Single track Speed figures

The best, and possibly only, approach to greyhound speed figures is to produce them track by track, based on average times in that grade, over the distance being run. In order to firmly establish any ‘home made’ ratings, a large volume of data is required. Once this is established however, the performance at other tracks can begin to be assessed.

 

Track relationships

Once speed ratings are established at particular tracks, their relationships can be expanded to other venues. Where greyhounds regularly race on two or three tracks, speed figures can be assessed by monitoring performance, and an adjustment can be made. As an example, a speed rating of 100 at one track, might be “worth” 103 at another track. This sort of comparison is only possible with a large amount of data at both tracks, as any other approach may lead to conclusions being made that are not correct.

 

Greyhound statistics

If speed figures are calculated track by track, then individual traits from each venue can be included and accounted for. One prime example would be that of box statistics. Each track will have slightly different track layouts that mean bigger or smaller variances between winning percentages from each box. Speed figures, when adjusted for going and the like, need to also include box adjustments specifically for each track to keep them ‘true’.
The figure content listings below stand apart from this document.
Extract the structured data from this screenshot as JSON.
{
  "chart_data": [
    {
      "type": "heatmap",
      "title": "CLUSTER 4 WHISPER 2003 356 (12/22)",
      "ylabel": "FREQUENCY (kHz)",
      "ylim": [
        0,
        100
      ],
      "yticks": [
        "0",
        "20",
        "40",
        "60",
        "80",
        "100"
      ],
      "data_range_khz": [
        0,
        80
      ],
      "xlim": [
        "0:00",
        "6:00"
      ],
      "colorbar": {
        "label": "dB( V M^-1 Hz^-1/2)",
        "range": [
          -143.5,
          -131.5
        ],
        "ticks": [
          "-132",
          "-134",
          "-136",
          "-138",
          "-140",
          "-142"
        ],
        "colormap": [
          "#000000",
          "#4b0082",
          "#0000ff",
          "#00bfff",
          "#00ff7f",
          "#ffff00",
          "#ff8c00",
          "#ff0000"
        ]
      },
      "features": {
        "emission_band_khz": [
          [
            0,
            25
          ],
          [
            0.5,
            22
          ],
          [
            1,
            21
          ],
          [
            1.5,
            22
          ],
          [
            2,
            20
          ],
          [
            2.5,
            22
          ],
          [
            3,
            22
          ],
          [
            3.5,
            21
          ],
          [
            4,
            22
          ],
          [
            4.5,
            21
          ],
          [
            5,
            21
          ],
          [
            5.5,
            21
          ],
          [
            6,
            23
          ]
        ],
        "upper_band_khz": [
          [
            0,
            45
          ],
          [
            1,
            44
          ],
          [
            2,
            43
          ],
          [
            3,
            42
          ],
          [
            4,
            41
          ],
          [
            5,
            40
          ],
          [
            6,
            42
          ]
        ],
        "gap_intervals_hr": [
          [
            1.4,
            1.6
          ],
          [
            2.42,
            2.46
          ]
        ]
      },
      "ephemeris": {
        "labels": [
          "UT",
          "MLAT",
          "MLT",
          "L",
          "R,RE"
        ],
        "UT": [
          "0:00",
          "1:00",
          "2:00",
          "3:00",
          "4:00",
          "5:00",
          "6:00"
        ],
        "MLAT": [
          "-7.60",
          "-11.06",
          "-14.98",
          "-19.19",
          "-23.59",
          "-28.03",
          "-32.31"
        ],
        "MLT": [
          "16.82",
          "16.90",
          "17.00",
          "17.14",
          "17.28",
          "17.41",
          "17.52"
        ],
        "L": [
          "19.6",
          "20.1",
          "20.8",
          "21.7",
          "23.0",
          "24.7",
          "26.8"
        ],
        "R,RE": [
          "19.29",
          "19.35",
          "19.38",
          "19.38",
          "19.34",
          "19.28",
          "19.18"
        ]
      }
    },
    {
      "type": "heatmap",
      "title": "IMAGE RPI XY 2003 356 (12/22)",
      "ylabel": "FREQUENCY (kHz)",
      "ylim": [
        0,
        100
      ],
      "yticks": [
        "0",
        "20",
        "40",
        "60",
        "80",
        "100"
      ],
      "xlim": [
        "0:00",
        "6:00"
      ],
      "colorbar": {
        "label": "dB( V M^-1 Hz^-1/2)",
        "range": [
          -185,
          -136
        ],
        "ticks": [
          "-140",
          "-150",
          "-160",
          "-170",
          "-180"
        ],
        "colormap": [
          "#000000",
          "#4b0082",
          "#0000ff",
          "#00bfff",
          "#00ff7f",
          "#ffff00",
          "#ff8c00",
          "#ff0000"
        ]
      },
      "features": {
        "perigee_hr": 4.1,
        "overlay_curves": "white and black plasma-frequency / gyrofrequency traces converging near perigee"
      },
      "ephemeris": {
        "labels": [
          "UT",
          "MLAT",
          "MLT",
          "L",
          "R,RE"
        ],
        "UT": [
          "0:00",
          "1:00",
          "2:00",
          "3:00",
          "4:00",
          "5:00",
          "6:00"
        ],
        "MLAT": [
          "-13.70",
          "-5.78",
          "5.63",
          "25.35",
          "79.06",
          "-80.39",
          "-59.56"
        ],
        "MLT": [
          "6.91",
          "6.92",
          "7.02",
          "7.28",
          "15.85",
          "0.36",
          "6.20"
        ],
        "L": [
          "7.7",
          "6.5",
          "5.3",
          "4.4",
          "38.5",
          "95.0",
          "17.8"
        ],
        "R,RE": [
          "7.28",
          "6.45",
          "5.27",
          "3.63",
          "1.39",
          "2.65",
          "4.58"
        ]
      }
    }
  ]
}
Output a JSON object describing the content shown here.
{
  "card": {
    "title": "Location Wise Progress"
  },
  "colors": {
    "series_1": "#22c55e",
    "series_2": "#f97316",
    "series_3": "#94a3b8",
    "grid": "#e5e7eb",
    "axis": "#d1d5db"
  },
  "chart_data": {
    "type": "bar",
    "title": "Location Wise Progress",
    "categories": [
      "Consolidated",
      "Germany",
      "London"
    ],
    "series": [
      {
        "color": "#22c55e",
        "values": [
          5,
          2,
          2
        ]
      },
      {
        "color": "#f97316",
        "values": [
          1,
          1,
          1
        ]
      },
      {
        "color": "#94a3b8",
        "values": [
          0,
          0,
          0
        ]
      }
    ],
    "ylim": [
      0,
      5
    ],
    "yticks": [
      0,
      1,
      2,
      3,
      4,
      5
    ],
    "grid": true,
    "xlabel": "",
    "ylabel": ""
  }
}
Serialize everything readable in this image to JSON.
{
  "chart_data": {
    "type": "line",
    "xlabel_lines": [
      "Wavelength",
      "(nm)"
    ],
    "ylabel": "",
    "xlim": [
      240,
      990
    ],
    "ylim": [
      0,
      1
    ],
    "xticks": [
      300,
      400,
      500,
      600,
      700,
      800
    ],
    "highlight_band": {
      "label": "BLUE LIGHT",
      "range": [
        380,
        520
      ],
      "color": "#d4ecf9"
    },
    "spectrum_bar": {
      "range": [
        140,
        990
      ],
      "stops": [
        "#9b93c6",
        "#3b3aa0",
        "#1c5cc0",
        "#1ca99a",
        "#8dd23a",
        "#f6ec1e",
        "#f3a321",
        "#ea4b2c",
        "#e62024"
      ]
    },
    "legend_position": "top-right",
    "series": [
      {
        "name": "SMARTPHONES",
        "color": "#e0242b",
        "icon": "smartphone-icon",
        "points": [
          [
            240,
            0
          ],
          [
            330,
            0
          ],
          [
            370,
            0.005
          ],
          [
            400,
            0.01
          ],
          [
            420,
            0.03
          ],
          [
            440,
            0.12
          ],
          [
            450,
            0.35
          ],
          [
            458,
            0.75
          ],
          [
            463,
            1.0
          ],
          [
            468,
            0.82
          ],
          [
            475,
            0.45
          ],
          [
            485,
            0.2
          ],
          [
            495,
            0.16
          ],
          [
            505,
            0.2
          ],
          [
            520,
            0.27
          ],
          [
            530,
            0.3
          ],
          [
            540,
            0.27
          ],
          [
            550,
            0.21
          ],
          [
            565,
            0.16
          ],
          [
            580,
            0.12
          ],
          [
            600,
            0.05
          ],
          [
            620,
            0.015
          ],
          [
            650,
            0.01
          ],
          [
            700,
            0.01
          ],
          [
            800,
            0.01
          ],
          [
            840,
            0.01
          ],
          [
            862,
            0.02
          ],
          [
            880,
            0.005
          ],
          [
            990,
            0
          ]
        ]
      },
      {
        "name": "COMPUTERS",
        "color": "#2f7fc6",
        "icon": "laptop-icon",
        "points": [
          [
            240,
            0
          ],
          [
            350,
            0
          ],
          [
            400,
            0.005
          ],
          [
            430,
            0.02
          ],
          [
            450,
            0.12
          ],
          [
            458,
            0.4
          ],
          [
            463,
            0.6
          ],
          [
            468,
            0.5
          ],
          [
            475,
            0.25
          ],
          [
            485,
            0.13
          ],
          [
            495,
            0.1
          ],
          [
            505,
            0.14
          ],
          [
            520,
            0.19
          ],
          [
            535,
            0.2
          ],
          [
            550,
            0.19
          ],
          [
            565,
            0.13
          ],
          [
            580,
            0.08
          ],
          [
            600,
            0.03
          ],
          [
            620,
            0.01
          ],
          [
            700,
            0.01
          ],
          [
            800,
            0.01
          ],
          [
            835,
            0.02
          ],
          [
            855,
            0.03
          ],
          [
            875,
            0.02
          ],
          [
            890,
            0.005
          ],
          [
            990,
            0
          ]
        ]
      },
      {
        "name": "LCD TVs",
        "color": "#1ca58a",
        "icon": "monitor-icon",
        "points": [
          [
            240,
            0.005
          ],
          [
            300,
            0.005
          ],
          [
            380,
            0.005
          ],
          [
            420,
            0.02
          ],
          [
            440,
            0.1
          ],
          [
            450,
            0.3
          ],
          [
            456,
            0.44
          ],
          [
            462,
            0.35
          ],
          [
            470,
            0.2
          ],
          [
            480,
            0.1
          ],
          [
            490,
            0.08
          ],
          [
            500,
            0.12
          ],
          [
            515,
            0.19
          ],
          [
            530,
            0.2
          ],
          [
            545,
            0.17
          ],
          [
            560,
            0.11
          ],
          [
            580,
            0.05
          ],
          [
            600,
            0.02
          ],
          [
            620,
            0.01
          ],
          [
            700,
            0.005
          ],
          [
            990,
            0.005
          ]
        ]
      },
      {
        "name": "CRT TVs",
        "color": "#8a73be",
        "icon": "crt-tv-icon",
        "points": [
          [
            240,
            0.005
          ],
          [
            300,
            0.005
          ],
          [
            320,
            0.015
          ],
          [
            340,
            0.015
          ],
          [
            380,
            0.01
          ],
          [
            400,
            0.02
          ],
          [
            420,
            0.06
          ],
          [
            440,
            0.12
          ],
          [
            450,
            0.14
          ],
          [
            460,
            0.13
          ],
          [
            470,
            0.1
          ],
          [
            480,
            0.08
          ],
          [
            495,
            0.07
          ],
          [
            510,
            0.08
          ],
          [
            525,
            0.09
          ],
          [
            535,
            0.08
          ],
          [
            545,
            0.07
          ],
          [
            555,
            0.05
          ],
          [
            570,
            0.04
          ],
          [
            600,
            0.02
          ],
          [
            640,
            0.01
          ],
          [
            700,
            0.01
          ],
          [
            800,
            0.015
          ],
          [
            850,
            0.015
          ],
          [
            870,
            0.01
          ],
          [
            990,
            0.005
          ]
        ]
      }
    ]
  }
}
Box statistics and track condition can all be researched for each and every track. While the differences might be small it is important information and enough to provide an edge in the betting market. Calculating speed figures at home with partial or even worse, inaccurate information, will lead to poor figures that get worse and worse as time goes on, as poor information is compared to even more poor information.

 

 Speed figures – Conclusions

Accurate speed figures can be very profitable, but take a great deal of effort to get right. It really is a  pursuit which demands total dedication – speed figures deteriorate very quickly if corners are cut or data not recorded.  It is also worth noting that using them in isolation is a risky proposition. A greyhound will clearly only record it’s fastest time if it is unimpeded and can run the lines it wants to. Most races will not allow the dogs this luxury – so while it is of great benefit to know what potential a greyhound has, it is only one part of the story.